Disc one of Something to Believe In - 20th Anniversary Edition opens with the vital single "Shoot You Down". Iain Slater's aching yet sterile vocals and funky bass line instantly send you back 20 years to a time when new wave was just beginning. Glenn Roberts' guitar on "Talk to Me" sounds a lot like the work of U2's The Edge, and Slater's vocals are sparse and echoing as he explores the consequences of sex. When he asks his lover "What do you think about our love? / Is it the most important thing in your life? / If you hadn't met me, love / Can you imagine what your life would be like?" there is no conceit, only the confusion of youth faced with the decisions surrounding an unexpected pregnancy.
Undeniably catchy, "Palace Filled With Love" bops along with all the elements of modern dance music. The elastic bass stretches and pulls around George Cheyne's drums, often getting mixed up in a perfectly gooey jumble. Each opening with sing-song chant/laments, "Rainy Day" and "What Kind of Girl?" are remarkable bits of pop-punk urgency, sounding as fresh today as they must have when first released. And it's like that up and down the first disc's track listing -- nuggets of angular guitar and flexible bass lines that latch onto the far reaches of your brain and simply won't let go.
The 14 tracks on disc two are split evenly between live cuts and unreleased songs (with a b-side thrown in among the rarities). The first five tracks are taken from a 1984 show at Hofstra University in New York. In the liner notes, Matt Pinfield describes APB live shows as "incredibly intense and visceral," and it's rare for that kind of energy to translate to a record. Although the sound quality isn't always what modern listeners expect, the hunger of the band comes through in every note, feeding off the crowd's enthusiasm. Songs like "Rainy Day" bursts with anthemic power in this setting. It's revelatory.
One could argue that with a cult band like APB, there is no such thing as a "casual" fan -- you are either a dyed-in-the-wool devotee or have never heard of the band. And part of the reason behind a reissue like this is to not only solidify a legacy, but to gather some new converts. Unfortunately, where the live tracks are illuminating, the previously unreleased songs undercut what the discs' other selections work so hard to establish. And there is little to interest the new (casual?) APB fan that warrants dragging these out of the vault. From the faux-edgy posturing of 1981's "Killing Is Fun" to the droning of 1989's "Repetition", the collection sounds unpolished, even for the era they represent.
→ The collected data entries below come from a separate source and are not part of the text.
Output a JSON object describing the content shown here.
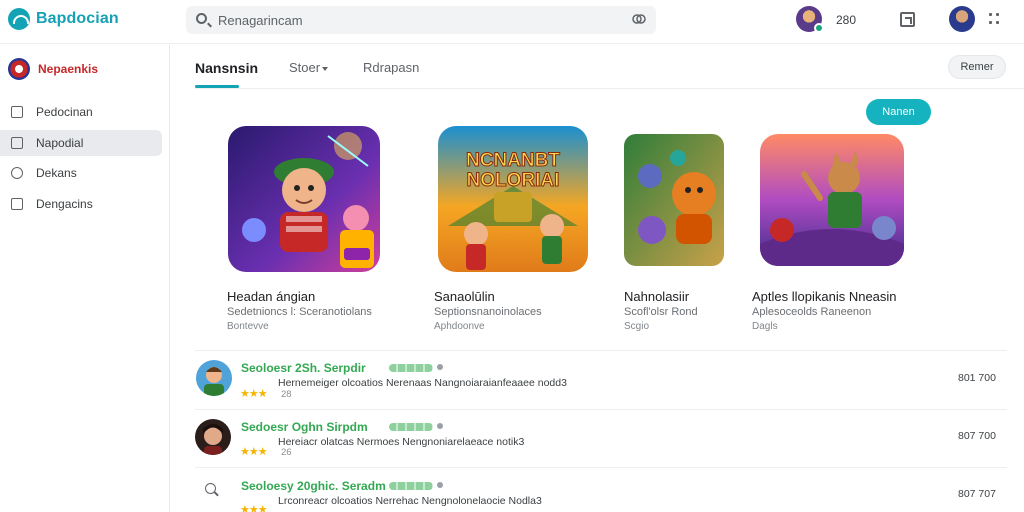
{
  "app": {
    "name": "Bapdocian",
    "logo_icon": "cloud-logo-icon"
  },
  "search": {
    "placeholder": "Renagarincam",
    "icon": "search-icon",
    "mic_icon": "voice-search-icon"
  },
  "topbar": {
    "count": "280",
    "icons": [
      "profile-avatar-icon",
      "open-window-icon",
      "user-avatar-icon",
      "apps-grid-icon"
    ]
  },
  "sidebar": {
    "brand": "Nepaenkis",
    "items": [
      {
        "label": "Pedocinan",
        "icon": "calendar-icon",
        "active": false
      },
      {
        "label": "Napodial",
        "icon": "bag-icon",
        "active": true
      },
      {
        "label": "Dekans",
        "icon": "compass-icon",
        "active": false
      },
      {
        "label": "Dengacins",
        "icon": "square-icon",
        "active": false
      }
    ]
  },
  "tabs": [
    {
      "label": "Nansnsin",
      "active": true
    },
    {
      "label": "Stoer",
      "active": false,
      "has_caret": true
    },
    {
      "label": "Rdrapasn",
      "active": false
    }
  ],
  "buttons": {
    "more": "Remer",
    "primary": "Nanen"
  },
  "featured": [
    {
      "title": "Headan ángian",
      "subtitle": "Sedetnioncs l: Sceranotiolans",
      "meta": "Bontevve"
    },
    {
      "title": "Sanaolūlin",
      "subtitle": "Septionsnanoinolaces",
      "meta": "Aphdoonve",
      "art_text": [
        "NCNANBT",
        "NOLORIAI"
      ]
    },
    {
      "title": "Nahnolasiir",
      "subtitle": "Scofl'olsr Rond",
      "meta": "Scgio"
    },
    {
      "title": "Aptles llopikanis Nneasin",
      "subtitle": "Aplesoceolds Raneenon",
      "meta": "Dagls"
    }
  ],
  "list": [
    {
      "title": "Seoloesr 2Sh. Serpdir",
      "description": "Hernemeiger olcoatios Nerenaas Nangnoiaraianfeaaee nodd3",
      "stars": "★★★",
      "sub": "28",
      "price": "801 700",
      "avatar": "boy-avatar-icon"
    },
    {
      "title": "Sedoesr Oghn Sirpdm",
      "description": "Hereiacr olatcas Nermoes Nengnoniarelaeace notik3",
      "stars": "★★★",
      "sub": "26",
      "price": "807 700",
      "avatar": "dark-hair-avatar-icon"
    },
    {
      "title": "Seoloesy 20ghic. Seradm",
      "description": "Lrconreacr olcoatios Nerrehac Nengnolonelaocie Nodla3",
      "stars": "★★★",
      "sub": "",
      "price": "807 707",
      "avatar": "search-icon"
    }
  ],
  "colors": {
    "accent": "#14a3b5",
    "button": "#15b3bf",
    "title_green": "#34a853",
    "star": "#f4b400",
    "brand_red": "#c62828"
  }
}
Listening to Something to Believe In - 20th Anniversary Edition is like watching Citizen Kane for the first time: It's sometimes hard to remember that everything that is now clichéd was once ground-breaking (which also gets me off the hook for describing Roberts' guitar work as "angular"). With a band like APB, you have to wonder if what you are hearing was truly revolutionary at the time of its original release. Because all we have to go on is the testimonials of the same people who have felt the band was underappreciated back in the day, it's hard to know just how unbiased a judgment can be made. When you take into account the original timeline, though, it's hard to deny the claims of innovation. This is the kind of music that, had I heard it in the '80s, I would have eaten up. Because of that, the collection of songs on the first disc is bizarrely familiar and completely listenable. Throw in the second disc to interest the same collectors who shelled out way too much money for the original release of this album, and you have a winner.